Repentance, in the end, is giving God a free hand to work in my life as he wants. This is supremely freeing. It means that I don’t have to save myself. It means that I can allow Jesus to enter into my life and take control, trusting that he deeply cares for us."
Greetings and blessings to all of you. As we celebrate the Second Sunday of Advent, John the Baptist comes on the scene. He appears proclaiming a baptism of repentance for the forgiveness of sins.
John the Baptist is inviting the people of his day to prepare the way of the Lord through repentance. “People of the whole Judean countryside and all the inhabitants of Jerusalem were going out to him,” St. Mark says. Based upon this, his message was accepted by many.
A willingness to turn one’s life around
The biblical notion of repentance is not just confessing sin, but it involves a willingness to turn one’s life around… a conversion of mind and heart… a turning away from the things which lead me away from the receptivity of grace and turning completely toward God. To undo the negative and do the positive… to get our act together… to shape up.
Why would we want to repent and reform our lives? Not because we “dread the loss of heaven and the pains of hell,” but because in Jesus, God’s living presence of unconditional love, mercy, compassion and healing, is knocking on the doors of our hearts. This is the promise.
Put ourselves into the loving arms of a merciful God
Repentance leads us to forsake sin and put ourselves into the loving arms of a merciful God. Let me put it an even simpler way: repentance is the recognition that I am infinitely loved by God, that I have sometimes failed to live up to that love, and that I need his mercy.

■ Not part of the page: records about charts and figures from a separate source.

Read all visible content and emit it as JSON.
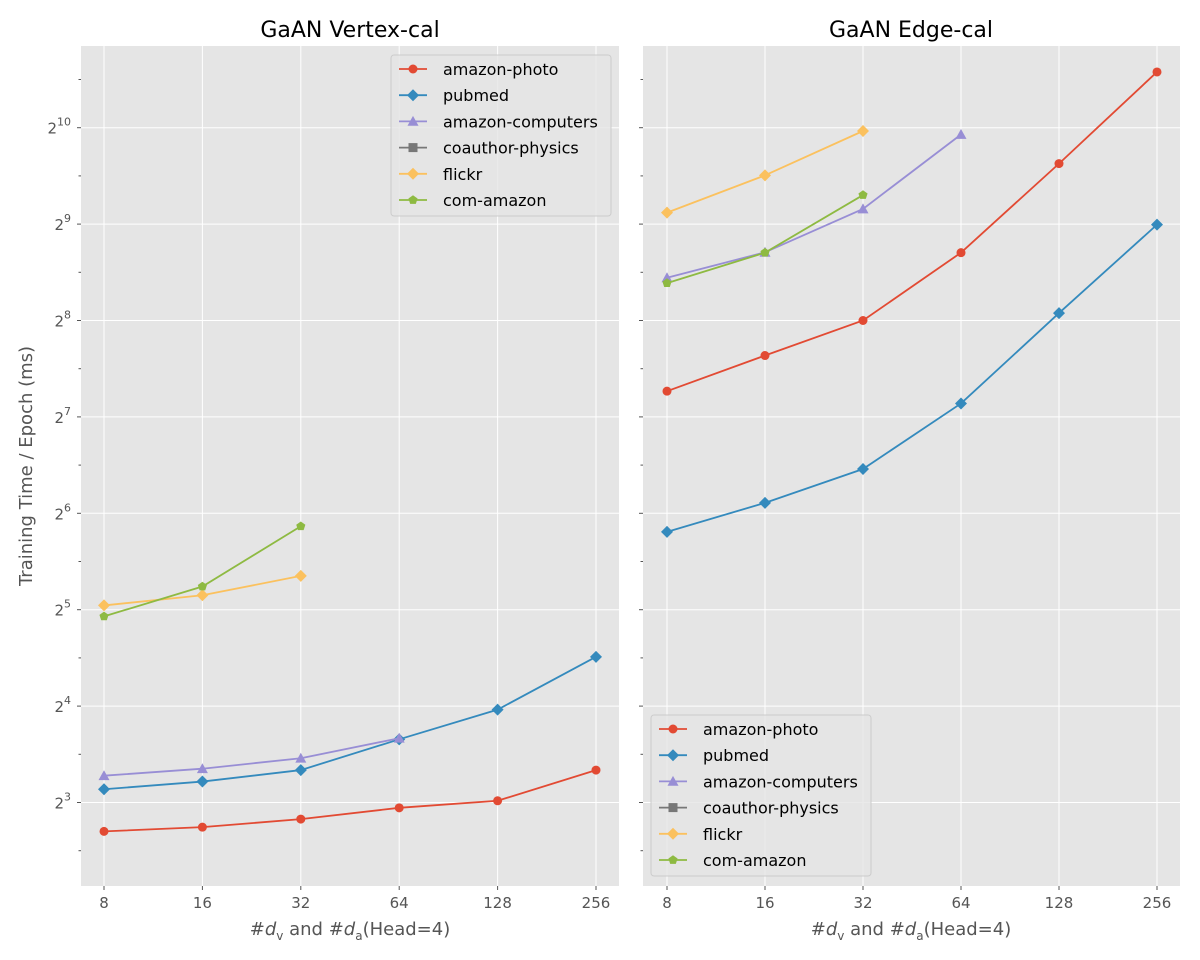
{
  "chart_data": [
    {
      "type": "line",
      "title": "GaAN Vertex-cal",
      "xlabel": "#d_v and #d_a(Head=4)",
      "ylabel": "Training Time / Epoch (ms)",
      "xscale": "log2",
      "yscale": "log2",
      "xticks": [
        "8",
        "16",
        "32",
        "64",
        "128",
        "256"
      ],
      "yticks": [
        {
          "base": "2",
          "exp": "3"
        },
        {
          "base": "2",
          "exp": "4"
        },
        {
          "base": "2",
          "exp": "5"
        },
        {
          "base": "2",
          "exp": "6"
        },
        {
          "base": "2",
          "exp": "7"
        },
        {
          "base": "2",
          "exp": "8"
        },
        {
          "base": "2",
          "exp": "9"
        },
        {
          "base": "2",
          "exp": "10"
        }
      ],
      "ylim_log2": [
        2.15,
        10.95
      ],
      "grid": true,
      "legend_position": "top-right",
      "series": [
        {
          "name": "amazon-photo",
          "color": "#E24A33",
          "marker": "circle",
          "x": [
            8,
            16,
            32,
            64,
            128,
            256
          ],
          "y": [
            6.5,
            6.7,
            7.1,
            7.7,
            8.1,
            10.1
          ]
        },
        {
          "name": "pubmed",
          "color": "#348ABD",
          "marker": "diamond",
          "x": [
            8,
            16,
            32,
            64,
            128,
            256
          ],
          "y": [
            8.8,
            9.3,
            10.1,
            12.6,
            15.6,
            22.8
          ]
        },
        {
          "name": "amazon-computers",
          "color": "#988ED5",
          "marker": "triangle",
          "x": [
            8,
            16,
            32,
            64
          ],
          "y": [
            9.7,
            10.2,
            11.0,
            12.7
          ]
        },
        {
          "name": "coauthor-physics",
          "color": "#777777",
          "marker": "square",
          "x": [],
          "y": []
        },
        {
          "name": "flickr",
          "color": "#FBC15E",
          "marker": "diamond",
          "x": [
            8,
            16,
            32
          ],
          "y": [
            33.0,
            35.5,
            40.8
          ]
        },
        {
          "name": "com-amazon",
          "color": "#8EBA42",
          "marker": "pentagon",
          "x": [
            8,
            16,
            32
          ],
          "y": [
            30.5,
            37.8,
            58.3
          ]
        }
      ]
    },
    {
      "type": "line",
      "title": "GaAN Edge-cal",
      "xlabel": "#d_v and #d_a(Head=4)",
      "ylabel": "",
      "xscale": "log2",
      "yscale": "log2",
      "xticks": [
        "8",
        "16",
        "32",
        "64",
        "128",
        "256"
      ],
      "ylim_log2": [
        2.15,
        10.95
      ],
      "grid": true,
      "legend_position": "bottom-left",
      "series": [
        {
          "name": "amazon-photo",
          "color": "#E24A33",
          "marker": "circle",
          "x": [
            8,
            16,
            32,
            64,
            128,
            256
          ],
          "y": [
            154,
            199,
            256,
            417,
            791,
            1529
          ]
        },
        {
          "name": "pubmed",
          "color": "#348ABD",
          "marker": "diamond",
          "x": [
            8,
            16,
            32,
            64,
            128,
            256
          ],
          "y": [
            56,
            69,
            88,
            141,
            270,
            510
          ]
        },
        {
          "name": "amazon-computers",
          "color": "#988ED5",
          "marker": "triangle",
          "x": [
            8,
            16,
            32,
            64
          ],
          "y": [
            348,
            418,
            571,
            975
          ]
        },
        {
          "name": "coauthor-physics",
          "color": "#777777",
          "marker": "square",
          "x": [],
          "y": []
        },
        {
          "name": "flickr",
          "color": "#FBC15E",
          "marker": "diamond",
          "x": [
            8,
            16,
            32
          ],
          "y": [
            556,
            727,
            1000
          ]
        },
        {
          "name": "com-amazon",
          "color": "#8EBA42",
          "marker": "pentagon",
          "x": [
            8,
            16,
            32
          ],
          "y": [
            335,
            417,
            631
          ]
        }
      ]
    }
  ]
}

Repentance, in the end, is giving God a free hand to work in my life as he wants. This is supremely freeing. It means that I don’t have to save myself. It means that I can allow Jesus to enter into my life and take control, trusting that he deeply cares for us.
New life and freedom
In this Season of Advent, Our Savior whom we await is able to transform our life with his grace, with the power of the Holy Spirit, with the power of love. In fact, the Holy Spirit fills our hearts with God’s love, the inexhaustible source of purification, of new life and freedom. This type of repentance brings to us not the baptism which John the Baptist proclaimed, but the Baptism which Jesus promised.
Starting anew
Jesus is the beginning of new possibilities and God is doing something new for us in him. In Advent, the joy and hope become present when we participate in the work of repentance. God comes with power to save us from our weaknesses and enables us to start anew.
Where does the Christmas story begin? It begins in the stages of preparation; it begins in the thinking and hoping for a new beginning that will help us to celebrate the birth of our Savior with deep gratitude for what God has done for us.
As we journey through this season, we will come to see how the Virgin Mary fully lived this reality, allowing herself to be ‘baptized’ by the Holy Spirit who flooded her with his power as she said “yes” to becoming the Mother of God.
May she, who prepared for the coming of Christ with the totality of her existence, help us to follow her example, and may she guide our steps to the coming Lord.